Guria –Samegrelo region is probably one of the oldest centers of winemaking in Georgia. The first data antique sources just relate to Colchis. The current winemaking history of these two districts is linked with two foreigners: Scottish Jacob Mar in Guria, and French Achille Murat in Samegrelo. In the 20s of the 19th century Jacob Mar settled in Bukistsikhe (Chokhatauri district) and made wines cultivated in high vineyards Jani, Skhilatubni and Mtevandidi. Achille Murat was one of the first who organized in Georgia a European-style enterprise. Ojaleshi made by Achille Murat and Krakhuna grape variety brought Imereti and cultivated was famous.
First of all, this region is distinguished by vine planting culture which had been almost entirely cultivated in high vineyards until the 19th century. Out of the local historical varieties the most known are Guruli: Chkhaveri, Jani, Mtevandidi, Skhilatubani, Sakmiela; Mengrelian: Ojaleshi, Godaaturi, Chvitiluri, Chechipeshi.

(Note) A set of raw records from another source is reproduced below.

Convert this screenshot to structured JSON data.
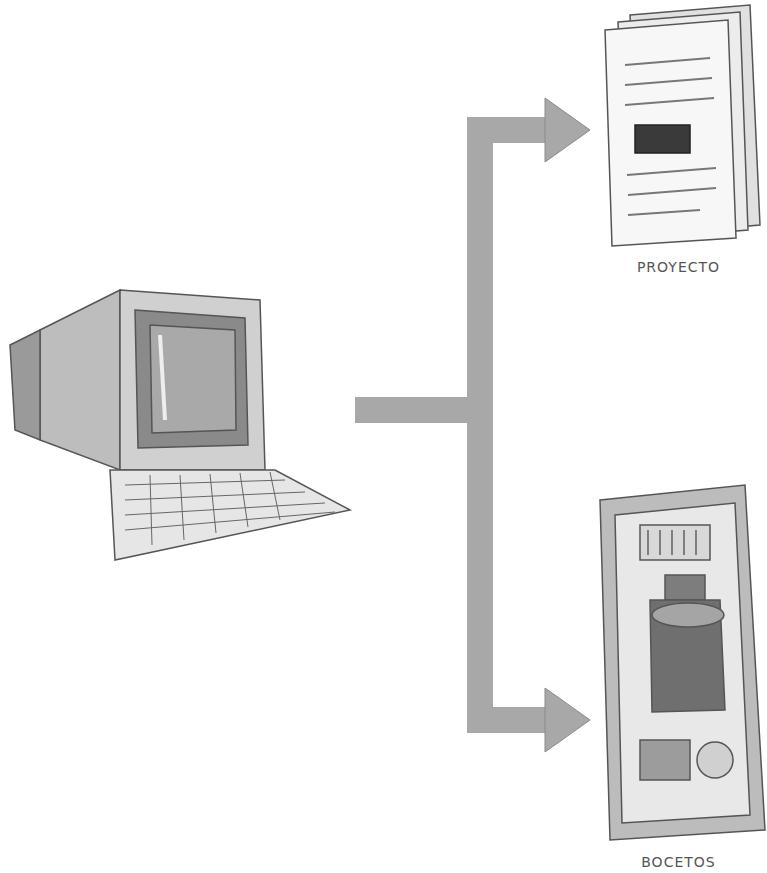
{
  "diagram": {
    "nodes": [
      {
        "text": []
      },
      {
        "text": [
          "PROYECTO"
        ]
      },
      {
        "text": [
          "BOCETOS"
        ]
      }
    ],
    "edges": [
      {
        "from": 0,
        "to": 1,
        "arrow": "to"
      },
      {
        "from": 0,
        "to": 2,
        "arrow": "to"
      }
    ]
  }
}
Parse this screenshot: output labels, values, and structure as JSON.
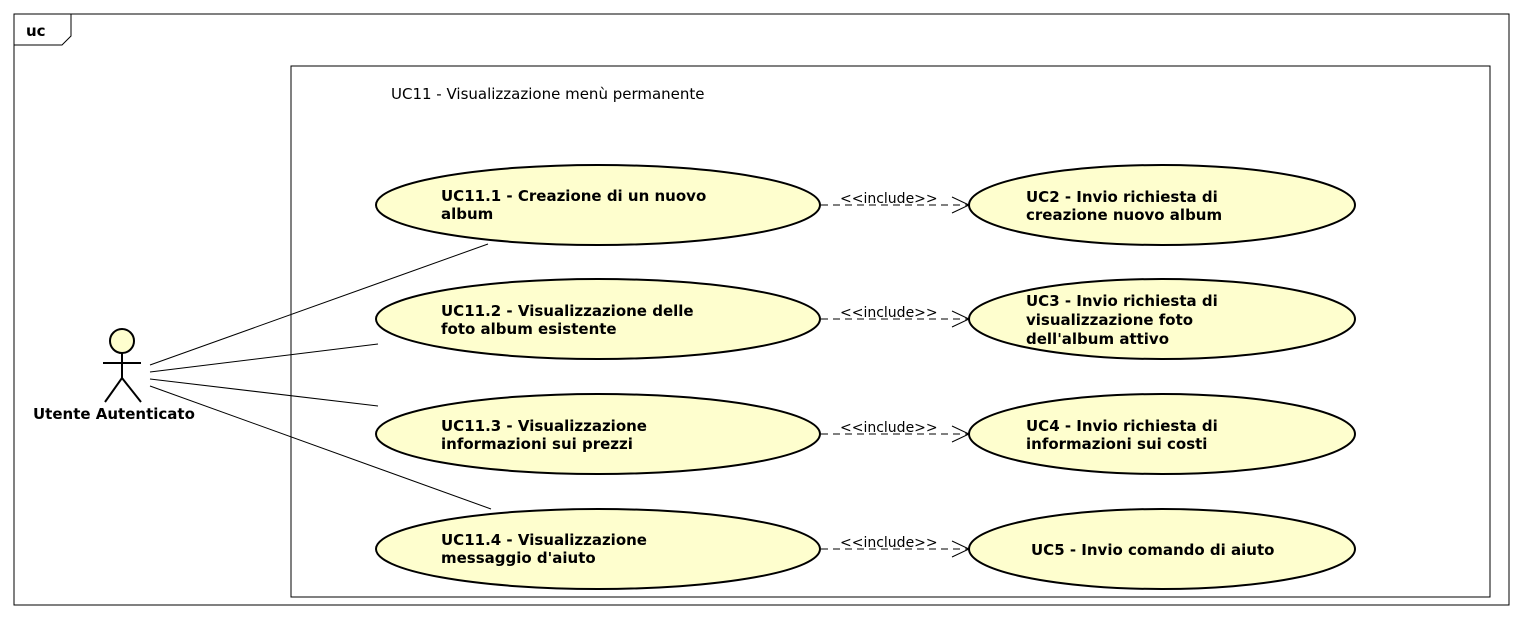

Vintage in these regions started very late, November and sometimes lasted even until the end of January.
Abkhazia and Adjara. Abkhazia is considered the historical region of winemaking. Vine here grows best of all up to the height of 400 to 800 meters. Earlier the winemaking here was developed quite at a high level, but powdery mildew and gray mold damaged this region very much.
The local sorts are: Amlakhu, Avasikhva, Kaghighi, Agshibi, Akabuli, Absuaj, Lakoaj, Khapshira, Khunaliji and others. Besides the local varieties Tsolikouri, Ojaleshi, Chkhaveri, Krakhuna give good results in Abkhazia.
As for Adjara, in recent years there has started the restoration of the old grape varieties and efforts are made to follow actively the winemaking. historical varieties in Adjara the best known are: Brola, Khopaturi, Klarjuli, Mekrenchkhi, Burdzghala, Kviristava, Shvashura, Jineshi, Satsuri, Batomura.